Projeções indicam leve avanço na área de soja e desafios de rentabilidade
O sócio-diretor da Agroconsult, André Debastiani, apresentou as projeções para a próxima safra de soja e milho. Segundo ele, há expectativa de aumento leve na área plantada, recuperação produtiva e desafios de rentabilidade.
A área de soja deve atingir 48,7 milhões de hectares em 2025/26, alta de 1,9% sobre o ciclo anterior — cerca de 890 mil hectares a mais. O crescimento será puxado por Goiás (+3,0%), Bahia (+3,5%), Mato Grosso (+2,1%) e MAPITO (+4,0%), enquanto o Rio Grande do Sul deve registrar leve retração de 0,8%.
Com base nas tendências de produtividade, a produção potencial pode variar entre 177,7 milhões e 189 milhões de toneladas, dependendo das condições climáticas. Entretanto, os custos seguem elevados e o resultado final dependerá das estratégias de comercialização.
No Médio-Norte de Mato Grosso, o custo é de 46 sacas por hectare. O produtor já comprometeu 28 sacas com insumos e vendeu 21 sacas antecipadamente. No Norte do Paraná, o custo é semelhante, com 45 sacas por hectare, 26 destinadas a insumos e 11 já vendidas.
“O produtor entra na safra 25/26 com custos estabilizados, mas ainda apertados. O ritmo de comercialização é mais lento, o que exige atenção ao mercado”, afirmou Debastiani.
Produção de milho pode cair mesmo com expansão da área
Para o milho, as projeções indicam crescimento de 2,2% na área total, alcançando 22,8 milhões de hectares. A primeira safra deve crescer 3,6%, enquanto a segunda safra tende a subir 1,9%.
Mesmo com a expansão, a produção total pode cair 7,9%, passando de 151 milhões para 139 milhões de toneladas, devido à redução de produtividade, sobretudo na segunda safra.
O presidente da Comissão, André Dobashi, destacou a importância dos dados para o planejamento agrícola. “Essas projeções ajudam a entender o mercado e orientam medidas que tragam previsibilidade ao produtor”, afirmou.

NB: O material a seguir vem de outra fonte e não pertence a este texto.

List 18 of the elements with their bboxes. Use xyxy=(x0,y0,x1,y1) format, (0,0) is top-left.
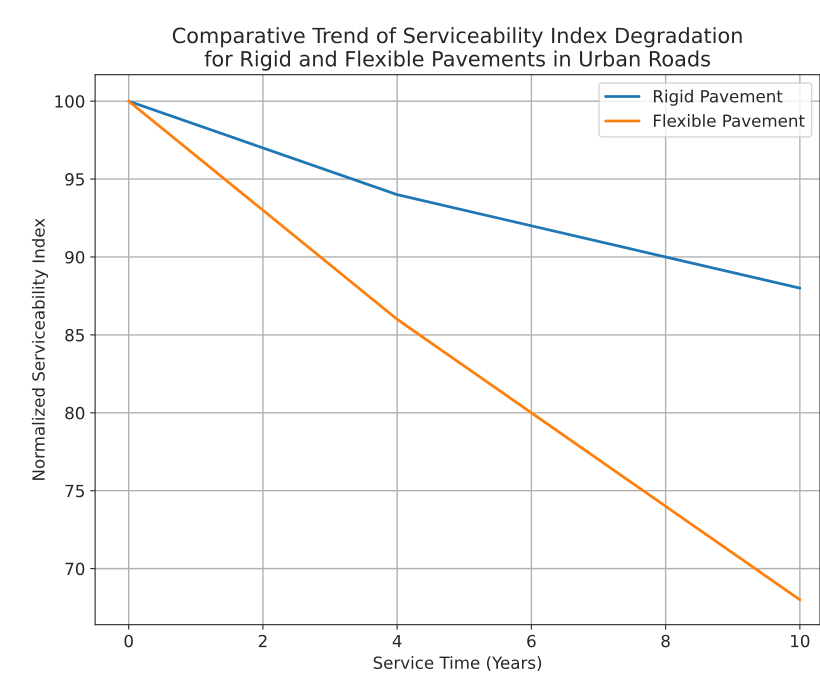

Além disso, ele reforçou que o acompanhamento de área, custos e produtividade é essencial para fortalecer a competitividade das cadeias de grãos.
Indicador de preços do feijão ganha relevância nacional
Durante a reunião, foi apresentado o balanço do Indicador de Preços Regionais do Feijão CNA/Cepea, desenvolvido com o Cepea/Esalq-USP. O projeto consolidou-se como a principal referência de preços do feijão no país, com dados diários coletados em 14 estados e 46 microrregiões.
“A formação de uma base nacional de preços regionais foi o ponto de virada para dar transparência ao mercado e apoiar o produtor”, afirmou o assessor técnico da CNA, Tiago Pereira.
Assim, o indicador contribui para decisões mais seguras sobre comercialização e planejamento.
CNA discute vazio sanitário do feijão e controle de pragas
Outro tema em destaque foi o vazio sanitário do feijão, especialmente nos estados de Minas Gerais, Distrito Federal, Goiás e Mato Grosso. As discussões abordaram os períodos ideais de interrupção do cultivo, essenciais para o controle da mosca-branca (Bemisia tabaci).
O inseto causa danos diretos pela sucção da seiva e atua como vetor de viroses que reduzem a produtividade.Segundo Pereira, “a definição de um calendário regionalizado é essencial para equilibrar sanidade e competitividade. O vazio sanitário deve considerar as particularidades de cada estado”.
O pesquisador Alcido Wander, da Embrapa Arroz e Feijão, colocou a instituição à disposição para construir uma agenda técnica conjunta sobre o tema. O objetivo é harmonizar critérios e promover um debate nacional entre entidades e governos estaduais.